Okay, apparently the two alternatives are (i) worship ISLM or (ii) predict soaring inflation and interest rates. I don’t know who Krugman is writing for these days but only the most ignorant idiot with no interest in economics and no access to the internet could believe such preposterous tripe. But given that Krugman thinks that his little ISLM is such a great predictor let’s see how it fared when he applied it in what he would call a non-liquidity trap environment.
Back in 2003 Krugman saw George W. Bush run up large fiscal deficits to fund the war. While most heterodox economists were reluctantly saying that this bout of Military Keynesianism would buttress a US economy greatly weakened by the dot-com crash a few years before, what was Krugman and his little toy models telling his readers? Well, in an article entitled A Fiscal Train Wreck he was telling them that interest rates would soar and there would be a fiscal crisis.

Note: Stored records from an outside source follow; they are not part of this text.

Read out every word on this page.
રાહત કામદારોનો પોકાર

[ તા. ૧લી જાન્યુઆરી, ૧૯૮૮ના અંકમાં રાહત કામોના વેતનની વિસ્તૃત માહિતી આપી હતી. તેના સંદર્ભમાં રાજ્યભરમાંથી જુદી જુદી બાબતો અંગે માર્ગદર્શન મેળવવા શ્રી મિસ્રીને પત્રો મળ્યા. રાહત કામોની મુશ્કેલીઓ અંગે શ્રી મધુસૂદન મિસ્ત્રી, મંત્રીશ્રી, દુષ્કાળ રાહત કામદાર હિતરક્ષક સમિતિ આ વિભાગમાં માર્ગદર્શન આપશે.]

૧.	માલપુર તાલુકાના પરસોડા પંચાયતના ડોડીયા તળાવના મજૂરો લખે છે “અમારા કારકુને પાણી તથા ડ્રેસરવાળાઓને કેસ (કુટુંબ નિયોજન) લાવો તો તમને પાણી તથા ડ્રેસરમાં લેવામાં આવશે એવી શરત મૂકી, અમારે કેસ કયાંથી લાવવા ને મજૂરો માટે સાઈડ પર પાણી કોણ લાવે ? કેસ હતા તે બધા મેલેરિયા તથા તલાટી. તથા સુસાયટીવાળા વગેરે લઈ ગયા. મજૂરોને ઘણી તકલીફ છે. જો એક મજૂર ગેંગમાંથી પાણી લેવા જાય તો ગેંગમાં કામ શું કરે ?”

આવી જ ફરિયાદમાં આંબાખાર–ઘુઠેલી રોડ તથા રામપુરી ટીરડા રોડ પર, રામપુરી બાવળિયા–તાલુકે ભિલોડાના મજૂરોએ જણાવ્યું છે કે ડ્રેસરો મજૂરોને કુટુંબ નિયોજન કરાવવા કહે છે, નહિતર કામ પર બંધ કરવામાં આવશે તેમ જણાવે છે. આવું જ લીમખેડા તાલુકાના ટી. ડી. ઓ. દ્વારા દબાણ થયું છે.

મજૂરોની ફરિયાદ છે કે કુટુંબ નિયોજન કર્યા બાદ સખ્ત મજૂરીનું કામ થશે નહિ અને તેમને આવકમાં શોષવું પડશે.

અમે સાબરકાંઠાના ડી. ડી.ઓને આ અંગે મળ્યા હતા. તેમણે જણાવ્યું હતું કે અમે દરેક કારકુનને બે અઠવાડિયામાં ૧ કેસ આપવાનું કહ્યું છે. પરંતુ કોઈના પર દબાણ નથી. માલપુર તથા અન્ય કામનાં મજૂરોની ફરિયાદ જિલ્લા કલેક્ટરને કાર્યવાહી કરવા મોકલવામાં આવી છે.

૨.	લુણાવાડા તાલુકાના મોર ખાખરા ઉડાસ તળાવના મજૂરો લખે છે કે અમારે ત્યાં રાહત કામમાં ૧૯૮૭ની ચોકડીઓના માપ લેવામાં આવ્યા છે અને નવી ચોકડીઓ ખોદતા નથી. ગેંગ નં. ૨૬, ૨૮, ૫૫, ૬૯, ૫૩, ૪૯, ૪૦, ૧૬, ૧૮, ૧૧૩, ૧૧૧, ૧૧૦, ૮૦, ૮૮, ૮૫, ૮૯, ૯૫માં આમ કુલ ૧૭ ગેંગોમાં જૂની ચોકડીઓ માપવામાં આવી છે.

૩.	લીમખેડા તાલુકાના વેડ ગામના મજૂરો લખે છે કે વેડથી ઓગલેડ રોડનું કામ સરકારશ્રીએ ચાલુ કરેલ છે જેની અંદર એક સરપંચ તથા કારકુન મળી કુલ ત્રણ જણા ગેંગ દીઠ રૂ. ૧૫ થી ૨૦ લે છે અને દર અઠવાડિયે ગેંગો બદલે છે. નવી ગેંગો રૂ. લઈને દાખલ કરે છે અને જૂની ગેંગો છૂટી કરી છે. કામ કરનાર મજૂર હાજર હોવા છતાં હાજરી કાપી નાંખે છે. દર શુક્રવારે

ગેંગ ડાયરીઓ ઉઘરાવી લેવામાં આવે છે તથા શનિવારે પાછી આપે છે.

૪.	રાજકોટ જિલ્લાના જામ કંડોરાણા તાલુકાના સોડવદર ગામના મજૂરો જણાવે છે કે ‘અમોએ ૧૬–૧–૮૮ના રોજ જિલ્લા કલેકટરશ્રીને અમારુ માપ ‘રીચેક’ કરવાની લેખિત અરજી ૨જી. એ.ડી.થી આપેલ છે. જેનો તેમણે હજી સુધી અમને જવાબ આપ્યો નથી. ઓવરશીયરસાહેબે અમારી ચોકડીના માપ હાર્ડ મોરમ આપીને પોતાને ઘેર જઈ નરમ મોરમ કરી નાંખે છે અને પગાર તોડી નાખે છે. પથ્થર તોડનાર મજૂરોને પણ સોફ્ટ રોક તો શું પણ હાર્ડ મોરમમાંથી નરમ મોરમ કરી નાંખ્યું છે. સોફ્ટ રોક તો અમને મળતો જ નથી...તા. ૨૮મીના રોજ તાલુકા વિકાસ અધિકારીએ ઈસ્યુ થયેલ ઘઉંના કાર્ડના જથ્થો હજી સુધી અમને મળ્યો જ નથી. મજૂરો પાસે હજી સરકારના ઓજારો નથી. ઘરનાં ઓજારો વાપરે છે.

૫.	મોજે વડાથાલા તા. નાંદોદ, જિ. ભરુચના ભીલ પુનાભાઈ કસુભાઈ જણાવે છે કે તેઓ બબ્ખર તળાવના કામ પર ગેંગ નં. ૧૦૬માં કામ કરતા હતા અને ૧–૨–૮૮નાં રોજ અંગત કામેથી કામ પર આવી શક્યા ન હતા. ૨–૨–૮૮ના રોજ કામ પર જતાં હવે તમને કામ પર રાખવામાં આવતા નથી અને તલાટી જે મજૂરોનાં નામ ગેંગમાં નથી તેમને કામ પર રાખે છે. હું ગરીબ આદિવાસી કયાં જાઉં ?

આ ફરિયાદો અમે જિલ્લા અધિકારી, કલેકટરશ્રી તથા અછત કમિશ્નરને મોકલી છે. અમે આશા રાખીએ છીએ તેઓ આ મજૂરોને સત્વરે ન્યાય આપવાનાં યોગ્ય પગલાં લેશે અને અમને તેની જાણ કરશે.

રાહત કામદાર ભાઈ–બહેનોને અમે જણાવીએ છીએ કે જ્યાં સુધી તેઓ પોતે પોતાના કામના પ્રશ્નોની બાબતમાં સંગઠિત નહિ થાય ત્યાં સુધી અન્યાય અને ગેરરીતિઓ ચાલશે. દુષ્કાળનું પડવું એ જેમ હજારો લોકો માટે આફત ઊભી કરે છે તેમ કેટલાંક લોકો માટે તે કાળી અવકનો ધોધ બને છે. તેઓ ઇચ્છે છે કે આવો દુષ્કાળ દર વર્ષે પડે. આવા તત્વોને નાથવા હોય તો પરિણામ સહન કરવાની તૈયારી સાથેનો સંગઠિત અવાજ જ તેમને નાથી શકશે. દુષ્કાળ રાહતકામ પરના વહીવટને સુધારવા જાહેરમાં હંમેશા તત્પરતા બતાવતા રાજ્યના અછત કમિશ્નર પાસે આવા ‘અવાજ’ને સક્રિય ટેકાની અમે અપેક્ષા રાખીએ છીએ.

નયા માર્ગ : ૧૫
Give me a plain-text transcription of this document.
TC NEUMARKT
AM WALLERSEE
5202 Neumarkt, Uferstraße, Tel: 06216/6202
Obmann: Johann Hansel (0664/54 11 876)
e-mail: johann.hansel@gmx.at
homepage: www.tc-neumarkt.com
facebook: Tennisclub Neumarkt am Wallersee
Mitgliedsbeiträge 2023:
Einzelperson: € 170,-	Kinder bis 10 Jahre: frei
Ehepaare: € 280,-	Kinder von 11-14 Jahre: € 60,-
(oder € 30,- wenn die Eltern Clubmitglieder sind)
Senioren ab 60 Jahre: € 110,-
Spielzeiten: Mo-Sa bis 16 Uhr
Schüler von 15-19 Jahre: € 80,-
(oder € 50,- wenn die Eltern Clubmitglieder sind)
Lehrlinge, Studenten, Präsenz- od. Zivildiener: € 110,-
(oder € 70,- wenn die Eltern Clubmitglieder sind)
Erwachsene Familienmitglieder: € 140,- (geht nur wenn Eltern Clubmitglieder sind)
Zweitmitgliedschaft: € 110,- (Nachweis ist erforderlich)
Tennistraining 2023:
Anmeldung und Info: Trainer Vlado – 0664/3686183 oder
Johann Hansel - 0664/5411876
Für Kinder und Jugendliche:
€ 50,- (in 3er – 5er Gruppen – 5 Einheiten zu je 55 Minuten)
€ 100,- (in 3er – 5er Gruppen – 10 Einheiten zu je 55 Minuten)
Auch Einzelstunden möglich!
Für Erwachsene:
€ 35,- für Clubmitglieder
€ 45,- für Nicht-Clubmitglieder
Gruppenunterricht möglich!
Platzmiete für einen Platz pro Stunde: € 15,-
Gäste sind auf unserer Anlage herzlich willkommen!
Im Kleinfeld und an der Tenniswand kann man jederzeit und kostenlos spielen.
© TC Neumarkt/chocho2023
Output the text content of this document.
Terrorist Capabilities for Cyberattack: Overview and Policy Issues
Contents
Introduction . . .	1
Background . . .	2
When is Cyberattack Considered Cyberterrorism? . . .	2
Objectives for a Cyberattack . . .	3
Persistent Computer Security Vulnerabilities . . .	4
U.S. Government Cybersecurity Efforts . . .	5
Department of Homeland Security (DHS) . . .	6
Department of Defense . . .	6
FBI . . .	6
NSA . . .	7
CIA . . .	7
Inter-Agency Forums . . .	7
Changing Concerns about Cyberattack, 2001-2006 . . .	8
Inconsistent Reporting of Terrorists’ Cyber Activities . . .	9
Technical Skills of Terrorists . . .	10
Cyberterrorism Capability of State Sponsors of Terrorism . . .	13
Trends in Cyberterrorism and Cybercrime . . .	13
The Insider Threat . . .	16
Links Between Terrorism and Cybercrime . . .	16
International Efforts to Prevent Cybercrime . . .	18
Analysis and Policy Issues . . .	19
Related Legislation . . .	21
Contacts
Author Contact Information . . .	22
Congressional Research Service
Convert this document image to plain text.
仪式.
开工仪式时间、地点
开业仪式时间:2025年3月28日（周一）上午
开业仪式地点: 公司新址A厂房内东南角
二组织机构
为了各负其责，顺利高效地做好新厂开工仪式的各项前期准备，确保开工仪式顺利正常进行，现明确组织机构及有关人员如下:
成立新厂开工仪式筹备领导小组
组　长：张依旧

With war looming, it’s time to be prepared. So last week I switched to a fixed-rate mortgage. It means higher monthly payments, but I’m terrified about what will happen to interest rates once financial markets wake up to the implications of skyrocketing budget deficits.
From a fiscal point of view the impending war is a lose-lose proposition. If it goes badly, the resulting mess will be a disaster for the budget. If it goes well, administration officials have made it clear that they will use any bump in the polls to ram through more big tax cuts, which will also be a disaster for the budget. Either way, the tide of red ink will keep on rising.
Whoops! In March 2003 Krugman was calling for mortgage rates to rise… just at the beginning of what would turn out to be the biggest housing bubble in US history. What actually happened? Mortgage rates basically flat-lined for the next 5 years.
Of course, rising interest rates were precisely what his little ISLM model told him would happen. He figured that since the economy was not in what he calls a ‘liquidity trap’ then a rise in the budget deficit would lead to a rise in interest rates across the board.
But the heterodox types were more focused on the fall-off in demand that had occurred three years earlier and the rising private sector debt that was starting to fill in the gap. This, together with the Iraq War, were what was going to drive the economy forward in the next few years. They were not concerned with interest rates rising because they knew that the Fed ultimately sets interest rates and that money is endogenous.
In his book The Predator State ‘non-serious liberal’ JK Galbraith’s equally ‘non-serious liberal’ son laid out what actually happened in this era (note that interest rates are not even mentioned because to heterodox economists the idea that fiscal deficits cause a rise in the interest rate is manifestly absurd),
From 1997 to the peak in 2000, business nonresidential fixed investment rose by around $300bn 1996 dollars, a gain of about 2 percent in relation to GDP, or from 12.2 to 14.4 percent. Most of the gain was technology investment. In the two years after the peak, the falloff was on the order of $150bn. The entire falloff in business investment was then replaced by the increase in the military budget put in place by the Bush administration following the terrorist attacks on September 11, 2001, and the invasion of Iraq in 2003. As a result the US economy returned to nearly full-strength by mid-2006, and once again the stock market recovered. (p100)
So, what is the lesson here? Simple. The ISLM is a crappy tool for understanding the economy. Krugman is not a very good forecaster and is more often wrong than right (a broken clock and all that…). And what Krugman thinks to be ‘institutionalism’ (i.e. heterodox economics) is a far better paradigm if you want a realistic view of macroeconomics. If you want to learn outdated and oversimplified rot while playing at being a ‘serious’ and ‘hard-nosed’ liberal read Krugman; if you want to gain interesting perspectives on economics and fight for true progressivism read Syll and Galbraith.